There is a platform over the tomb made of red stone, less than three yards in length. There is also a "cavity" in the middle which measures a "few fingers". Inspired by the grave of his sister Jahanara Begum, the tomb has been covered with soil on which herbs grow. After his burial, Aurangzeb was given the posthumous title of "Khuld-makan" ("he whose abode is in eternity"). Lord Curzon later covered the site with marble and surrounded it with a "pierced marble screen". The tomb is roofed by "the vault of the sky". The gateway and the domed porch were added in 1760.

It is said that Aurangzeb paid for his burial place by stitching caps during his last years and that it cost only 14 rupees and 12 annas.
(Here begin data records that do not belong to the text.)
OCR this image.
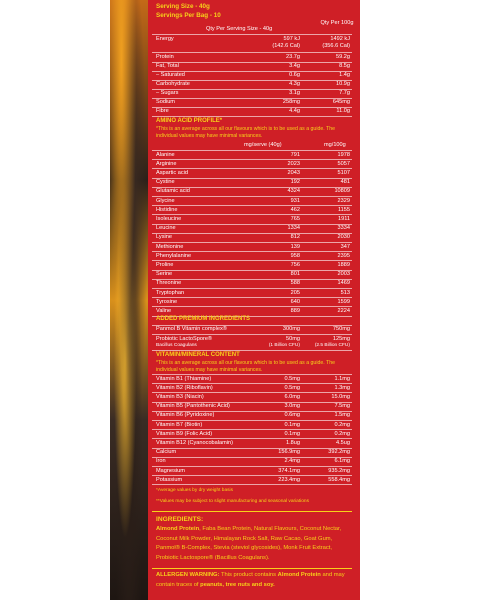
Serving Size - 40g
Servings Per Bag - 10
Qty Per Serving Size - 40g
Qty Per 100g
Energy	597 kJ	1492 kJ
(142.6 Cal)	(356.6 Cal)
Protein	23.7g	59.2g
Fat, Total	3.4g	8.5g
– Saturated	0.6g	1.4g
Carbohydrate	4.3g	10.9g
– Sugars	3.1g	7.7g
Sodium	258mg	645mg
Fibre	4.4g	11.0g
AMINO ACID PROFILE*
*This is an average across all our flavours which is to be used as a guide. The individual values may have minimal variances.
mg/serve (40g)	mg/100g
Alanine	791	1978
Arginine	2023	5057
Aspartic acid	2043	5107
Cystine	192	481
Glutamic acid	4324	10809
Glycine	931	2329
Histidine	462	1155
Isoleucine	765	1911
Leucine	1334	3334
Lysine	812	2030
Methionine	139	347
Phenylalanine	958	2395
Proline	756	1889
Serine	801	2003
Threonine	588	1469
Tryptophan	205	513
Tyrosine	640	1599
Valine	889	2224
ADDED PREMIUM INGREDIENTS
Panmol B Vitamin complex®	300mg	750mg
Probiotic LactoSpore®	50mg	125mg
Bacillus Coagulans	(1 Billion CFU)	(2.5 Billion CFU)
VITAMIN/MINERAL CONTENT
*This is an average across all our flavours which is to be used as a guide. The individual values may have minimal variances.
Vitamin B1 (Thiamine)	0.5mg	1.1mg
Vitamin B2 (Riboflavin)	0.5mg	1.3mg
Vitamin B3 (Niacin)	6.0mg	15.0mg
Vitamin B5 (Pantothenic Acid)	3.0mg	7.5mg
Vitamin B6 (Pyridoxine)	0.6mg	1.5mg
Vitamin B7 (Biotin)	0.1mg	0.2mg
Vitamin B9 (Folic Acid)	0.1mg	0.2mg
Vitamin B12 (Cyanocobalamin)	1.8ug	4.5ug
Calcium	156.9mg	392.2mg
Iron	2.4mg	6.1mg
Magnesium	374.1mg	935.2mg
Potassium	223.4mg	558.4mg
*Average values by dry weight basis
**Values may be subject to slight manufacturing and seasonal variations
INGREDIENTS:
Almond Protein, Faba Bean Protein, Natural Flavours, Coconut Nectar, Coconut Milk Powder, Himalayan Rock Salt, Raw Cacao, Goat Gum, Panmol® B-Complex, Stevia (steviol glycosides), Monk Fruit Extract, Probiotic Lactospore® (Bacillus Coagulans).
ALLERGEN WARNING: This product contains Almond Protein and may contain traces of peanuts, tree nuts and soy.
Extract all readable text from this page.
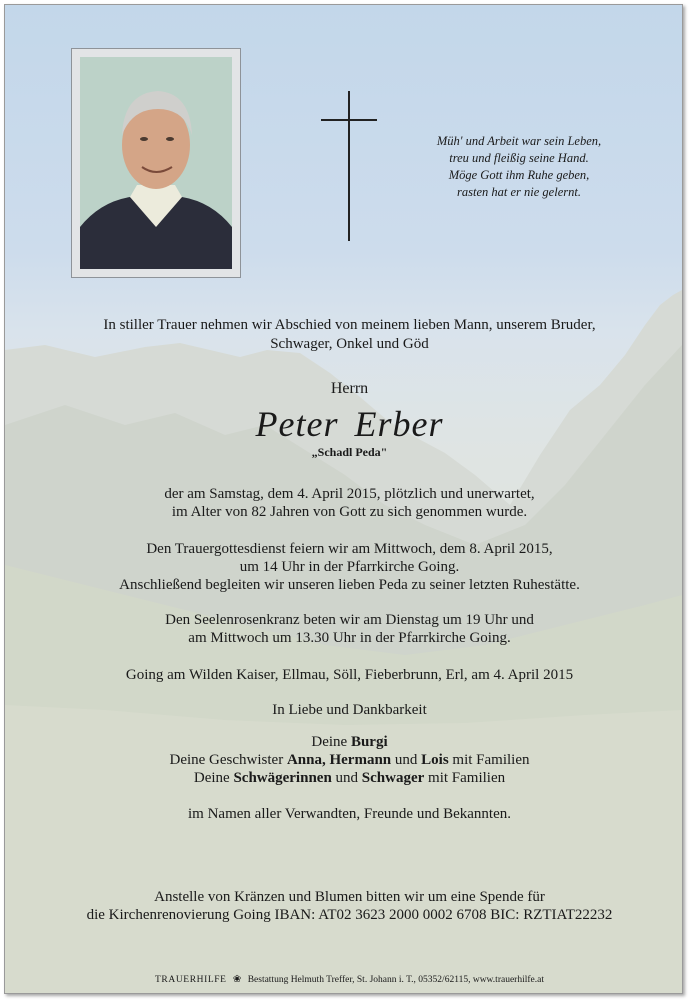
Müh' und Arbeit war sein Leben,
treu und fleißig seine Hand.
Möge Gott ihm Ruhe geben,
rasten hat er nie gelernt.
In stiller Trauer nehmen wir Abschied von meinem lieben Mann, unserem Bruder,
Schwager, Onkel und Göd
Herrn
Peter Erber
„Schadl Peda"
der am Samstag, dem 4. April 2015, plötzlich und unerwartet,
im Alter von 82 Jahren von Gott zu sich genommen wurde.
Den Trauergottesdienst feiern wir am Mittwoch, dem 8. April 2015,
um 14 Uhr in der Pfarrkirche Going.
Anschließend begleiten wir unseren lieben Peda zu seiner letzten Ruhestätte.
Den Seelenrosenkranz beten wir am Dienstag um 19 Uhr und
am Mittwoch um 13.30 Uhr in der Pfarrkirche Going.
Going am Wilden Kaiser, Ellmau, Söll, Fieberbrunn, Erl, am 4. April 2015
In Liebe und Dankbarkeit
Deine Burgi
Deine Geschwister Anna, Hermann und Lois mit Familien
Deine Schwägerinnen und Schwager mit Familien
im Namen aller Verwandten, Freunde und Bekannten.
Anstelle von Kränzen und Blumen bitten wir um eine Spende für
die Kirchenrenovierung Going IBAN: AT02 3623 2000 0002 6708 BIC: RZTIAT22232
TRAUERHILFE ❀ Bestattung Helmuth Treffer, St. Johann i. T., 05352/62115, www.trauerhilfe.at
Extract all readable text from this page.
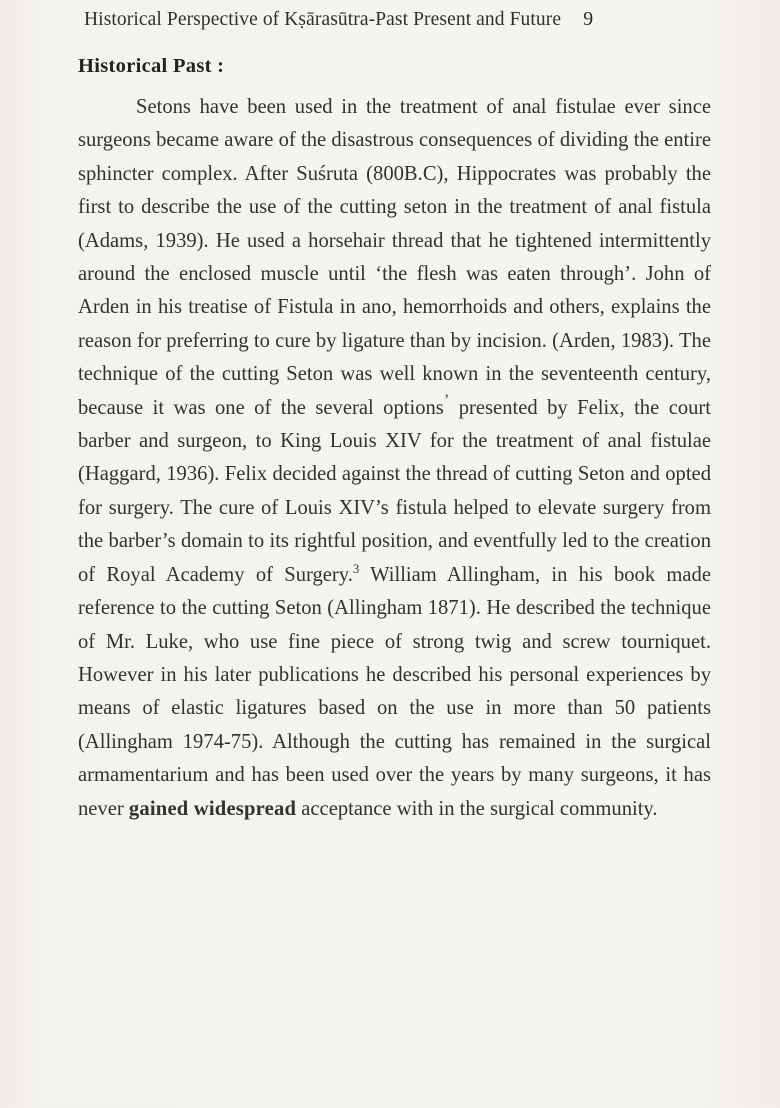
Historical Perspective of Kṣārasūtra-Past Present and Future 9
Historical Past :

Setons have been used in the treatment of anal fistulae ever since surgeons became aware of the disastrous consequences of dividing the entire sphincter complex. After Suśruta (800B.C), Hippocrates was probably the first to describe the use of the cutting seton in the treatment of anal fistula (Adams, 1939). He used a horsehair thread that he tightened intermittently around the enclosed muscle until ‘the flesh was eaten through’. John of Arden in his treatise of Fistula in ano, hemorrhoids and others, explains the reason for preferring to cure by ligature than by incision. (Arden, 1983). The technique of the cutting Seton was well known in the seventeenth century, because it was one of the several options$^ʼ$ presented by Felix, the court barber and surgeon, to King Louis XIV for the treatment of anal fistulae (Haggard, 1936). Felix decided against the thread of cutting Seton and opted for surgery. The cure of Louis XIV’s fistula helped to elevate surgery from the barber’s domain to its rightful position, and eventfully led to the creation of Royal Academy of Surgery.$^3$ William Allingham, in his book made reference to the cutting Seton (Allingham 1871). He described the technique of Mr. Luke, who use fine piece of strong twig and screw tourniquet. However in his later publications he described his personal experiences by means of elastic ligatures based on the use in more than 50 patients (Allingham 1974-75). Although the cutting has remained in the surgical armamentarium and has been used over the years by many surgeons, it has never gained widespread acceptance with in the surgical community.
The tomb is "remarkably simple in keeping with Aurangzeb's own wishes". Aurangzeb's full name is written on a marble plate located in one of the corners of the tomb.

The dargah also houses the tomb of the first Nizam of Hyderabad, Asaf Jah I, his son Nasir Jung, and those of Aurangzeb's son Muhammad Azam Shah and his wife.

==In literature==

In her poetical illustration, The Tomb of Aurangzebe, Letitia Elizabeth Landon may have been confused by the engraving she was given (from a painting by Samuel Prout), as in it she justifies the construction of mighty tombs.